The unstable economy proved a “crisatunity” – a crisis but also an opportunity that begets a rallying to action and change. “I stopped. I took stock of my situation. I asked myself, ‘what do I really want to do with my life?’ And I quit my job.” Returning to her family’s home in Greenwich, Connecticut, Gonzalez-Bunster found Luis training for the New York City Marathon, competing in a hand cycle as he had done in 2001. His preparation consisted primarily of swimming up to 140 laps in the family pool each day. As the weather turned cold, she suggested he swim indoors at the local YMCA, only to discover that there was no outdoor ramp or elevator to accommodate a wheelchair. She was galvanized into action: “Instead of joining another organization, I wanted to do something that honored my brother and also something where I didn’t have to spend money to raise money. What could we do?

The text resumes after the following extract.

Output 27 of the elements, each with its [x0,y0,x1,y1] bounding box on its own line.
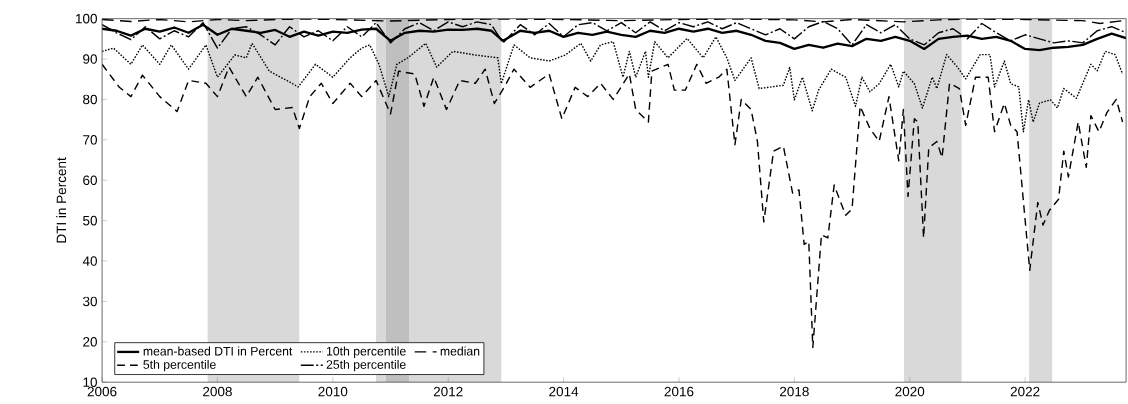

We could go for a walk.”
Last summer, along with her mother, Monica, two younger brothers, plus as many as 50 supporters at times, she walked about 500 miles over four weeks on the mountainous path from Biarritz to Santiago de Compostela, while Luis and their father did a road route on their bicycles, sleeping in a different village every night – and raising awareness about spinal injuries and more than $160,000. (For details about this summer’s walk, visit thewalkaboutfoundation.org). Though the Clinton Foundation, Gonzalez-Bunster had already pledged a great portion of those funds to purchase some 1,000 wheelchairs for people in Haiti. She had been planning a trip this month to finalize the distribution of the wheelchairs, when, in January, the earthquake struck. Within the week, Gonzalez-Bunster and her father traveled from the Dominican Republic, where the family has a home, to Haiti, where she met with Paul Farmer of Partners in Health to organize delivery as quickly as possible.
“I saw people prisoners to their injuries, being pushed in wheelbarrows or supermarket carts.” Mobility, in the form of wheelchairs, “gives them independence and freedom,” both literally and figuratively.
“Natural disasters are the perfect recipe for spinal injuries and the loss of limbs,” she said later, telephoning from the Miami airport as she waited for a connection back to England and her second semester at Said. “I met one doctor who alone had done over 60 amputations in the past 48 hours.”